29 / fevereiro / 2024

por Eduardo Lamas Neiva

A declaração do Ceguinho Torcedor de que a distensão de Pelé foi para a seleção brasileira o que a Revolução Francesa foi para Napoleão Bonaparte causou um certo burburinho, mas logo a Copa de 62 continuou sendo o tema da mesa principal do Bar Além da Imaginação.

Idiota da Objetividade: – Para se classificar, a seleção brasileira precisava ganhar da Espanha, que foi ao Chile com o húngaro Puskas e o argentino Di Stéfano, naturalizados.

Sobrenatural de Almeida: – Tapei os olhos do juiz pra ele não ver o pênalti de Nilton Santos em Collar.

Garçom: – Vi esse lance mil vezes na TV e em vídeo e ainda acho que o espanhol se jogou quando viu Nilton Santos se aproximar.

Nilton Santos se levanta em sua mesa e participa da conversa.

Nilton Santos: – Eu não podia arriscar, senti que o árbitro ia marcar a falta, então dei aqueles dois passos pra fora da área e ele caiu.

João Sem Medo: – O Nilton foi malandro, pois o árbitro viu falta e daria pênalti se percebesse que o lance tinha sido dentro da área.

Ceguinho Torcedor: – Foram os dois passos mais geniais da História do futebol!

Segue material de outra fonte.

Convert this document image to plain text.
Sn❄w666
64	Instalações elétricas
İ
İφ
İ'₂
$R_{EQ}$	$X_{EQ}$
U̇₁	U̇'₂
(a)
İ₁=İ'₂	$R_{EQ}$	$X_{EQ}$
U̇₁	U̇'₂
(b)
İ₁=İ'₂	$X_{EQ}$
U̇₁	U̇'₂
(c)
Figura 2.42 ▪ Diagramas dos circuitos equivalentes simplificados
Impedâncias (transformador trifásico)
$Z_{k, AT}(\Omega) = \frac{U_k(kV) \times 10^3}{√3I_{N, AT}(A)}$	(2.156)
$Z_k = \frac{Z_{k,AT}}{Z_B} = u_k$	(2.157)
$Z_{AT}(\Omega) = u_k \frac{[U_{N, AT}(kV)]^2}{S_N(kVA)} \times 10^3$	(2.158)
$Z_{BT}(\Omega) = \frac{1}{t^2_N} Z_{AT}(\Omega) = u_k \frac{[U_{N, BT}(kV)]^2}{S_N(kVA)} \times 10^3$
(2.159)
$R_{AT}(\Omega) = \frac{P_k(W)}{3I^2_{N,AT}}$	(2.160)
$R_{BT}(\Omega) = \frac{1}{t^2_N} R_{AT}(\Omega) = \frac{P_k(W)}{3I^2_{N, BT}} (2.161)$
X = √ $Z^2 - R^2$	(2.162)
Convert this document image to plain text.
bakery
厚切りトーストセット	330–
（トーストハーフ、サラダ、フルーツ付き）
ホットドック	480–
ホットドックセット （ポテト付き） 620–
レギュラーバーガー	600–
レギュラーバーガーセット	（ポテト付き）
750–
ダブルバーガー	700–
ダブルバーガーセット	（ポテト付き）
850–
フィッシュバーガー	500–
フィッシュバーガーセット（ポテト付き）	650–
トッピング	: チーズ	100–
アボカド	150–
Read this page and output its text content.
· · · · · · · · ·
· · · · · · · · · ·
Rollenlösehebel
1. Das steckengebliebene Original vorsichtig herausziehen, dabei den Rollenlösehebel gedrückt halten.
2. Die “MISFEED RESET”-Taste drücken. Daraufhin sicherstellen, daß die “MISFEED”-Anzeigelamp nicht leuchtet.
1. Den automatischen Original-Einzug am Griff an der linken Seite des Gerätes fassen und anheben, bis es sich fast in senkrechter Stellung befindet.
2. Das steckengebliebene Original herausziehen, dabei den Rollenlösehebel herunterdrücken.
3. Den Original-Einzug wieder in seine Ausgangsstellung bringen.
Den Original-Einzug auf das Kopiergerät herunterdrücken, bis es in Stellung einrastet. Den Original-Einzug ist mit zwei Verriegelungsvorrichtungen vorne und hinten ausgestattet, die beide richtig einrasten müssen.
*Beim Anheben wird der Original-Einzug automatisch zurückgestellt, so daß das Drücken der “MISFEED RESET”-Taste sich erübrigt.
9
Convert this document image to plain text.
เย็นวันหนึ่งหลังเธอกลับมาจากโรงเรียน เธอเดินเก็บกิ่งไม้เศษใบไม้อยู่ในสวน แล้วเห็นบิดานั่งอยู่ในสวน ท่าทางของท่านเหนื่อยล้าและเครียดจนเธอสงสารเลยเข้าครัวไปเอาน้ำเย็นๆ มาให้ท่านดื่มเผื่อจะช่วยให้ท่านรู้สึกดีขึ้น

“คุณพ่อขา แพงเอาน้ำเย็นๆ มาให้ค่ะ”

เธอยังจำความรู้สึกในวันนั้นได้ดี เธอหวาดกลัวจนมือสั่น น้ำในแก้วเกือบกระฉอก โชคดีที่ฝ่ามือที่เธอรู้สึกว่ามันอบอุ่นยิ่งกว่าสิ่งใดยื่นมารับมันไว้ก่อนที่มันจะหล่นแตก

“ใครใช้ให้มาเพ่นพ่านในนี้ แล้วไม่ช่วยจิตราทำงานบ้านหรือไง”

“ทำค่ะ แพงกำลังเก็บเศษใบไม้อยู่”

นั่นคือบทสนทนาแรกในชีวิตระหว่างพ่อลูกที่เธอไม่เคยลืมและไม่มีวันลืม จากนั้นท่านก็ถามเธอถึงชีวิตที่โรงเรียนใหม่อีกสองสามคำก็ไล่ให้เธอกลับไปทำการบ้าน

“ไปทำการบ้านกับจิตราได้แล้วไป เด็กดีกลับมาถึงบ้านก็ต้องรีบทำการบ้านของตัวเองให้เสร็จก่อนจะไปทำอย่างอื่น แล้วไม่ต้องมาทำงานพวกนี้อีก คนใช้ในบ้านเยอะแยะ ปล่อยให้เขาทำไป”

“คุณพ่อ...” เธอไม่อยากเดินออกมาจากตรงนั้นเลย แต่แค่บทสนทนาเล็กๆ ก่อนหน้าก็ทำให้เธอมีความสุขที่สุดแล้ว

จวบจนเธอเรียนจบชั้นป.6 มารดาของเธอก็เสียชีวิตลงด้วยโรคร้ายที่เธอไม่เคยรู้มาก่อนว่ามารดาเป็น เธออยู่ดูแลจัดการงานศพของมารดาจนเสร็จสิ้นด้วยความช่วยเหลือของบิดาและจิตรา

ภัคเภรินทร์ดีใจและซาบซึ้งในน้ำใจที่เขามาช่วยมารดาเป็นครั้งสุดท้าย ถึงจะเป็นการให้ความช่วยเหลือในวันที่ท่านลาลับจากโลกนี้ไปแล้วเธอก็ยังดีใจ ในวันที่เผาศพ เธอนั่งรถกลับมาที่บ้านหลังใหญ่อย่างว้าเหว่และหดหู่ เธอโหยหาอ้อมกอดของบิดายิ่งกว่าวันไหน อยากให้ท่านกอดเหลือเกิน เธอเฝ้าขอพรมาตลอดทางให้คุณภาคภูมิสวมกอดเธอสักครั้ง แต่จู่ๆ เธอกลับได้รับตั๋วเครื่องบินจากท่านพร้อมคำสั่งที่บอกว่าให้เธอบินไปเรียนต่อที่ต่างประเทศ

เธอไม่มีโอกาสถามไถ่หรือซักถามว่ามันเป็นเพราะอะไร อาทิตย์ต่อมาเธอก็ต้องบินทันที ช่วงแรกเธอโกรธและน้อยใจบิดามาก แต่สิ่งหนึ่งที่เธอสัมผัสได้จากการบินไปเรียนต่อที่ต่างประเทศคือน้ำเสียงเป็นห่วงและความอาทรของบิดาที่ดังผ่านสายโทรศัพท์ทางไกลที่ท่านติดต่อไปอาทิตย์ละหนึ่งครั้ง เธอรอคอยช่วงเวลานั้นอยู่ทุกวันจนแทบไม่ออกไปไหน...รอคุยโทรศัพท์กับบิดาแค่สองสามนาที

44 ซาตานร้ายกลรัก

Idiota da Objetividade: – Na cobrança da falta, Adelardo marcou de bicicleta para a Espanha, mas o juiz chileno Sergio Bustamante anulou o gol. A Espanha ficaria com 2 a 0 a seu favor e seria bem complicado para o Brasil virar. Mas a seleção brasileira teve um pênalti não marcado pelo árbitro, de Etxeberría em Amarildo, mais pro fim do jogo.

Ceguinho Torcedor: – Naquele dia fomos uma nação em pileque unânime. De pileque sem ter bebido nem água da bica. E é lindo, é gostoso, é sublime quando não há entre milhões de sujeitos, não há um sóbrio.

Todos riem.

Idiota da Objetividade: – Os espanhóis abriram o marcador aos 34 minutos do primeiro tempo, com um gol de Adelardo.

João Sem Medo: – A Espanha era formada por uma verdadeira legião estrangeira. Puskas já havia defendido o seu país, a Hungria, em 54. E ainda tinha o Di Stéfano, argentino.

Ceguinho Torcedor: – O primeiro gol do Brasil foi a obra de um possesso. Apesar da estúpida distância física, todo o Brasil era testemunha visual e auditivo de cada lance da partida. E eu vi, no momento do gol, vi Amarildo, a cara, o peito, a loucura de Amarildo.

Idiota da Objetividade: – Amarildo empatou para a seleção brasileira aos 26 minutos da etapa final e marcou o da virada aos 40.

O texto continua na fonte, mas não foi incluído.